Hoy es la última lluvia de estrellas del año, la cual caerá muy cerca de Navidad. He llevado la silla de mi hermana hasta el balcón, en donde la cubrí con tantas mantas que parece un oso polar; además, he servido chocolate caliente para ambas y compartiremos las galletas que la abuela horneó hace un rato. En la oscuridad titilan las luces del enorme abeto de Navidad que decoramos con esmero mientras reíamos a carcajadas, como cuando éramos niñas y nos compartíamos secretos.
– ¿En qué piensas?.– le pregunto a mi hermana, quien lleva diez minutos en silencio.
– En las pésimas decisiones que tomé durante este año.– respondió ella, cabizbaja.– Cada mala elección me condujo a una peor…
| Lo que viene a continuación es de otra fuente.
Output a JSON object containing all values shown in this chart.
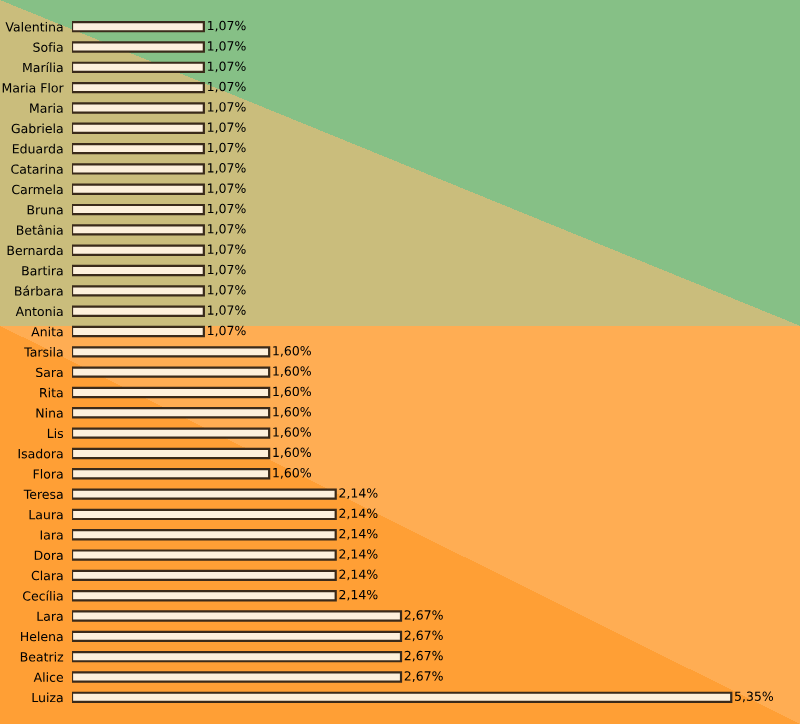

– No fue para tanto.– traté de consolarla.
– ¿De verdad?.– mi hermana me mira con tristeza al tiempo que señala sus piernas inmóviles.–¿No crees que el haber bebido una botella de whisky entera antes de conducir fue una pésima decisión?
– Lo importante es que no has dejado de luchar.– le acaricié el cabello.– Y los doctores dicen que todavía hay esperanza.
Comenzaron a caer las primeras estrellas y mi hermana se distrajo. Ella formula deseos cada vez que destella una luz, los más tontos que se le ocurren, mientras yo me quedo callada, contemplándola. Mucho rato después, mi hermana me mira con reproche.
– No es divertido si tú no pides deseos.– me reclamó.
– ¡Oh, pero sí lo he estado haciendo!.– le contesté, riendo.
Mi deseo de Navidad es que puedas volver a caminar.